In the past six years I have gone from stay at home mom with my own practice, working when I wanted with a quiet prayer life to a full time working mom who has listened to God's voice, closed my practice, taken a full time job at the church that pays much less than what I was making, attended a discernment retreat, went through the process of a formal discernment committee that reached consensus for me to move forward. I have had opportunities to preach, Paten,set the table,write call and response liturgy,serve my community, meet monthly with my spiritual director and develop a deeper prayer life.

God has rocked my world.

I thank him everyday for doing so. I thank Him for loving me and trusting me to answer His call. I thank Him for our close relationship so when He asks something out of the ordinary, it is His voice, the voice of a friend who I know and trust, who walks with me.

Yes, God has rocked my world and I have totally rocked the world of my family.

I don't know who this has been hardest on. My children? My husband? Me? This has affected us all in very different ways. My journey has become their journey. No one wanted to believe that at first, not even me. The conversations haven't occurred over coffee at Starbucks or Sunday family dinners. The conversations have occurred over years. Some have been very, very hard.
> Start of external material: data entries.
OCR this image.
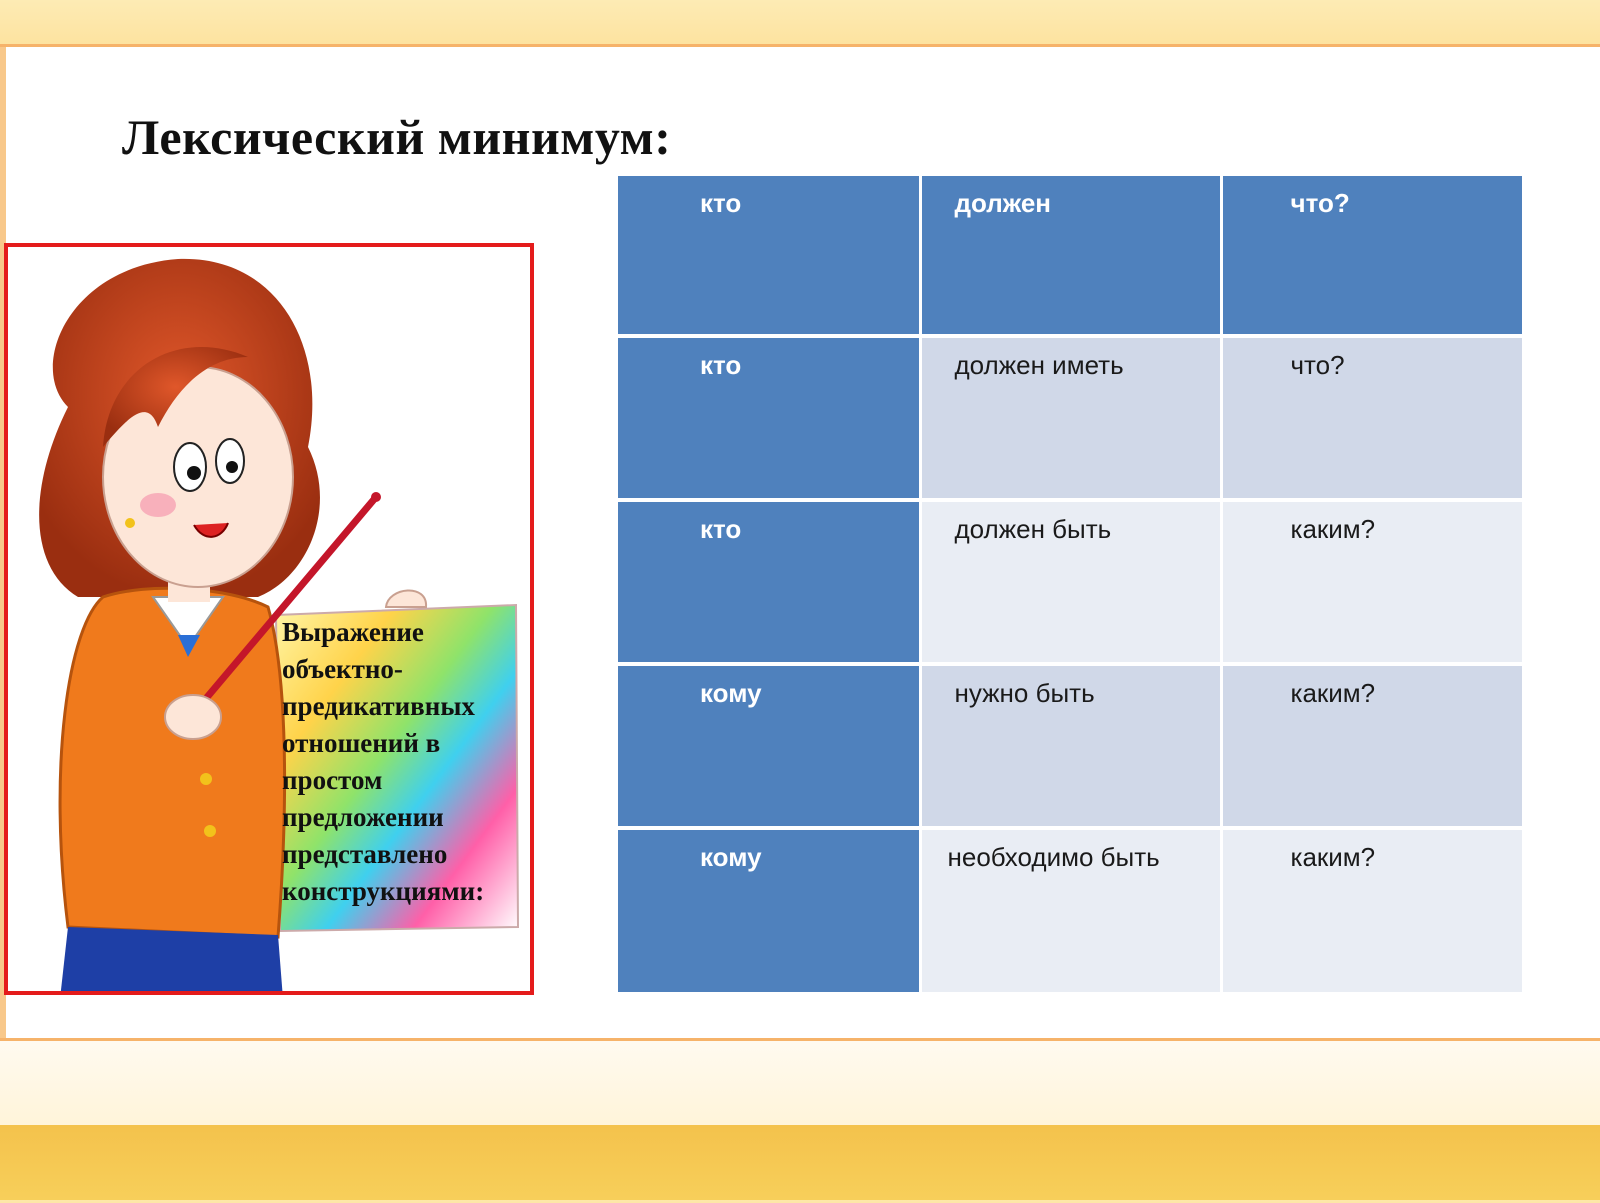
Лексический минимум:
Выражение
объектно-
предикативных
отношений в
простом
предложении
представлено
конструкциями:
кто	должен	что?
кто	должен иметь	что?
кто	должен быть	каким?
кому	нужно быть	каким?
кому	необходимо быть	каким?
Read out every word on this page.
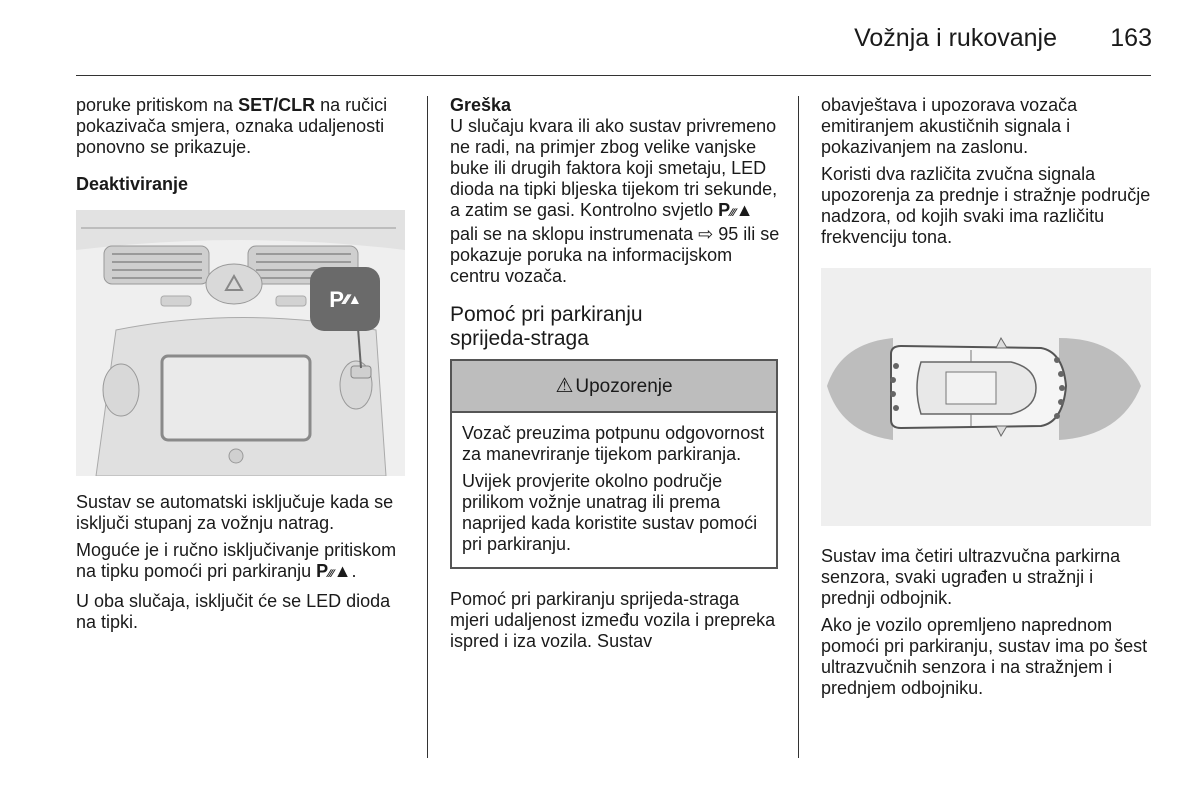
Vožnja i rukovanje 163

poruke pritiskom na SET/CLR na ručici pokazivača smjera, oznaka udaljenosti ponovno se prikazuje.

Deaktiviranje

P ∕∕∕▲

Sustav se automatski isključuje kada se isključi stupanj za vožnju natrag.

Moguće je i ručno isključivanje pritiskom na tipku pomoći pri parkiranju P∕∕∕▲.

U oba slučaja, isključit će se LED dioda na tipki.

Greška

U slučaju kvara ili ako sustav privremeno ne radi, na primjer zbog velike vanjske buke ili drugih faktora koji smetaju, LED dioda na tipki bljeska tijekom tri sekunde, a zatim se gasi. Kontrolno svjetlo P∕∕∕▲ pali se na sklopu instrumenata ⇨ 95 ili se pokazuje poruka na informacijskom centru vozača.

Pomoć pri parkiranju sprijeda-straga
⚠ Upozorenje

Vozač preuzima potpunu odgovornost za manevriranje tijekom parkiranja.

Uvijek provjerite okolno područje prilikom vožnje unatrag ili prema naprijed kada koristite sustav pomoći pri parkiranju.

Pomoć pri parkiranju sprijeda-straga mjeri udaljenost između vozila i prepreka ispred i iza vozila. Sustav

obavještava i upozorava vozača emitiranjem akustičnih signala i pokazivanjem na zaslonu.

Koristi dva različita zvučna signala upozorenja za prednje i stražnje područje nadzora, od kojih svaki ima različitu frekvenciju tona.

Sustav ima četiri ultrazvučna parkirna senzora, svaki ugrađen u stražnji i prednji odbojnik.

Ako je vozilo opremljeno naprednom pomoći pri parkiranju, sustav ima po šest ultrazvučnih senzora i na stražnjem i prednjem odbojniku.
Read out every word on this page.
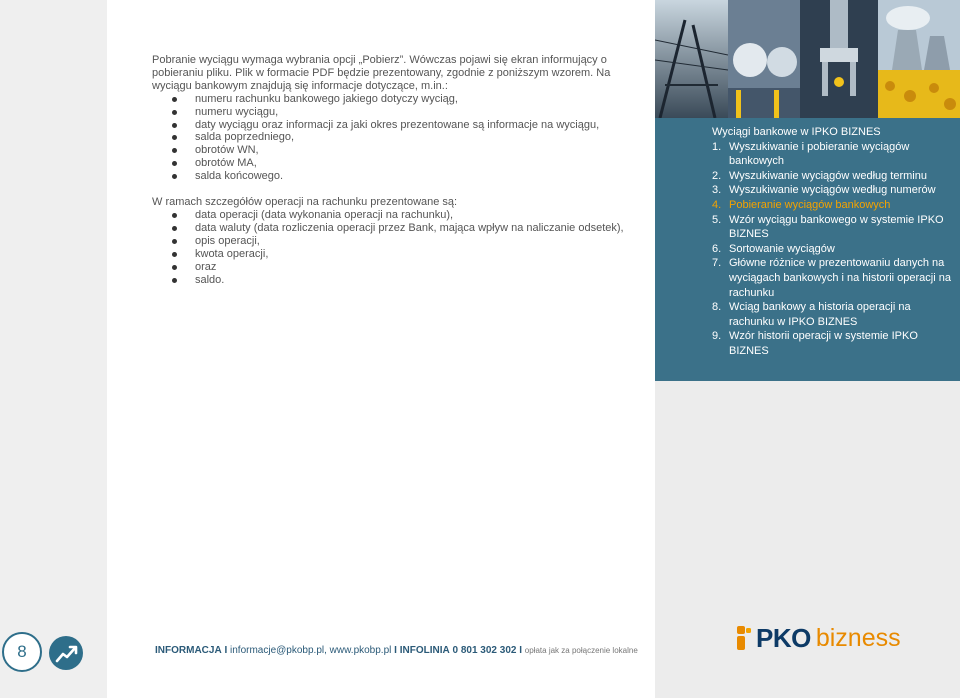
8

Pobranie wyciągu wymaga wybrania opcji „Pobierz”. Wówczas pojawi się ekran informujący o pobieraniu pliku. Plik w formacie PDF będzie prezentowany, zgodnie z poniższym wzorem. Na wyciągu bankowym znajdują się informacje dotyczące, m.in.:

numeru rachunku bankowego jakiego dotyczy wyciąg,
numeru wyciągu,
daty wyciągu oraz informacji za jaki okres prezentowane są informacje na wyciągu,
salda poprzedniego,
obrotów WN,
obrotów MA,
salda końcowego.

W ramach szczegółów operacji na rachunku prezentowane są:

data operacji (data wykonania operacji na rachunku),
data waluty (data rozliczenia operacji przez Bank, mająca wpływ na naliczanie odsetek),
opis operacji,
kwota operacji,
oraz
saldo.
INFORMACJA I informacje@pkobp.pl, www.pkobp.pl I INFOLINIA 0 801 302 302 I opłata jak za połączenie lokalne
Wyciągi bankowe w IPKO BIZNES
1. Wyszukiwanie i pobieranie wyciągów bankowych
2. Wyszukiwanie wyciągów według terminu
3. Wyszukiwanie wyciągów według numerów
4. Pobieranie wyciągów bankowych
5. Wzór wyciągu bankowego w systemie IPKO BIZNES
6. Sortowanie wyciągów
7. Główne różnice w prezentowaniu danych na wyciągach bankowych i na historii operacji na rachunku
8. Wciąg bankowy a historia operacji na rachunku w IPKO BIZNES
9. Wzór historii operacji w systemie IPKO BIZNES
PKO bizness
There have been tears and wonderful revelations for all of us. My husband said for a long time that I had changed. I would say,I haven't changed, I am the same me". You know, during one of our conversations I apologized and said, "You are right.I have changed.Having a relationship with God changes you. I am called to be a child of God. I am called to be a wife and mother. I am called to a vocation in ministry".

Following my call has proven to be life-altering. I sometimes try to make sense of the life that has been "given" to me after saying "yes". It has been disrupting to my marriage, confusing to my children and some friends. BUT there are no words to describe the joy of stepping forward in faith and walking with God.

My faith has grown in strength and depth as I nourish my relationship with God. It is my faith that allows me to survive the dark times of my inner and outer turmoil.
I have felt inadequate for the job God is asking me to do. I think it is natural for me to feel this way. I am inadequate all by myself, but God is not asking me to do this alone. I have to look beyond myself to the faithful followers before me. Those in my community, my mentors and in scripture.

Sunday's reading Hebrew's 11: 1-16 is all about faith. The great leaders of faith Abraham and Sarah, Noah, Abel and Enoch. They lived lives of faith. They trusted God.

I want to live a life of faith with my love for God and reverence for His Word. I hope God will use me as an instrument in His hands to help others and as He continues to rock my world (and He will!) I will always have the trust and faith to say "yes".